Suffolk County Council Labour education spokesman Jack Abbott , who attended the meeting,said: “Parents were really frustrated and upset, and you can understand why. They and hundreds more have been left in limbo all summer with their children starting school in a matter of days.
“There has been no acknowledgement or apology from those who have caused this situation and you have to wonder whether they will do anything to stop this from happening again next year.
“A number of obvious changes could and should be made immediately to alleviate some of the stress that has been forced on families – sibling exemptions, a spare seat guarantee for five years, a flexible, common-sense approach to the ‘nearest school’ criteria.
“However, even these changes won’t be enough to save this policy which is fundamentally flawed and needs to be urgently reviewed. The time for intransigence is over – families need to be listened to and big changes need to be made.”
Some parents raised concerns that applications for spare seats would have to be made each term, although a council spokesman said this was not the case, and spare seat applications only needed to be made once per school year.
According to the council, it had received 783 late applications, and a further 178 were made last week, although Ms Bishton said: “You have to wonder if people are putting in that number of late applications whether it was communicated properly in the first place.”
The changes effectively mean that only children whose nearest school is two miles or more away from their home will receive funded transport, although parents could purchase spare seats on buses if they wished to send their child elsewhere.
However, some parents have argued that the policy did not work where children’s siblings already have a place on a school bus and, in order to prevent a child going to a different school than their siblings, parents were being forced to purchase spare seats.
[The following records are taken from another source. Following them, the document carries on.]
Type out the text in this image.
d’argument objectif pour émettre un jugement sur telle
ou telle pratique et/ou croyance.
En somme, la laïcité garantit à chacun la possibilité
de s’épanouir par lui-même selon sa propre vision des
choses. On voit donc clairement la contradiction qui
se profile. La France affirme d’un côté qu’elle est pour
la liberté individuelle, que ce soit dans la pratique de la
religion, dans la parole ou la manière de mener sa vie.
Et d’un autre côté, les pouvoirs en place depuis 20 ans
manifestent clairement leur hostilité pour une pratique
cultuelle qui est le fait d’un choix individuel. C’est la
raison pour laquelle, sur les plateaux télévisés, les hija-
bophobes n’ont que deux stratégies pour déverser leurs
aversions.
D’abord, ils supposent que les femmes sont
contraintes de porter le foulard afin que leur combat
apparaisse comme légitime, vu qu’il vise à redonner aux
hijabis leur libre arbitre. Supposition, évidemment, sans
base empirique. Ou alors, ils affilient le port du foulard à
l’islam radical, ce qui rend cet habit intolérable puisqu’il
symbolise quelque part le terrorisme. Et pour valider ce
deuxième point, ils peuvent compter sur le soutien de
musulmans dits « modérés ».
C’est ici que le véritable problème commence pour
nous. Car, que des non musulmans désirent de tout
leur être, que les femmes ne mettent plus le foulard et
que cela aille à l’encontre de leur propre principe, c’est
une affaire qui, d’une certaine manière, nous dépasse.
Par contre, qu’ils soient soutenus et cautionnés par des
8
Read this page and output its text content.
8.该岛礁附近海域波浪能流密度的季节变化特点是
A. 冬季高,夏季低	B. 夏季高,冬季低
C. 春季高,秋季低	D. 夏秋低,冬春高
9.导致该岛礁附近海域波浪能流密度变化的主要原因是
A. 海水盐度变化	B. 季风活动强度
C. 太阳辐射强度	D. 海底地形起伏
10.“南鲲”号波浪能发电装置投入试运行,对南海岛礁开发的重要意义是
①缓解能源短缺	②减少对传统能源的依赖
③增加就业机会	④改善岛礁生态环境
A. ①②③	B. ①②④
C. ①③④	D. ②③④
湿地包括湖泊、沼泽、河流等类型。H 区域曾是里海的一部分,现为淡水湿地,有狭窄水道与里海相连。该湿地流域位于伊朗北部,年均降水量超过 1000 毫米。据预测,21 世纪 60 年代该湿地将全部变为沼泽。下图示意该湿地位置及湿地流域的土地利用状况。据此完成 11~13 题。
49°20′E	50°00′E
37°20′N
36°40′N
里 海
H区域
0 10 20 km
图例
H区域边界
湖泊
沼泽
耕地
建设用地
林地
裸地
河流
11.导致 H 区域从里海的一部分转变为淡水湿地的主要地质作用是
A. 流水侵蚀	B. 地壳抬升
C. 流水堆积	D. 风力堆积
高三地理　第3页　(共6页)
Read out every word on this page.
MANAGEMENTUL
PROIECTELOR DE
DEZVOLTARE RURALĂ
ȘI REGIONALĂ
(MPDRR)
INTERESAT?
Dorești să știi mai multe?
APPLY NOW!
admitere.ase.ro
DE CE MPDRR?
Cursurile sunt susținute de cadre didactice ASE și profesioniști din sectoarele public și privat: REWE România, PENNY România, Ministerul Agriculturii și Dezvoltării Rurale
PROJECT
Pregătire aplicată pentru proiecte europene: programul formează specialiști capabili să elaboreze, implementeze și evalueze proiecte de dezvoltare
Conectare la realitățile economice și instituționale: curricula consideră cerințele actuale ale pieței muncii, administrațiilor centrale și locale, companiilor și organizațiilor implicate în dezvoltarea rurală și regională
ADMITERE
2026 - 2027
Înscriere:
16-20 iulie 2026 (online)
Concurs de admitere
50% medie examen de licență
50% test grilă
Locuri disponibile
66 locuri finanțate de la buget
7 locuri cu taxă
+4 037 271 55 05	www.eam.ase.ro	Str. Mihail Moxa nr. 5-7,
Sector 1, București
Cllr Gordon Jones, Suffolk County Council’s cabinet member for education, did not issue a new statement, but on Tuesday morning said: “I am pleased to confirm that at this point every child whose application was received on time and who is entitled to SCC funded school travel has received confirmation of their application outcome. All current pupils, who remain entitled to SCC funded school travel, have also had their seats confirmed.
“I do understand the frustration of families who may feel they have not had the outcome they expected but I also know that many families are working together with their schools and the council to come up with potential local solutions to share transport costs or find alternative transport arrangements where possible.”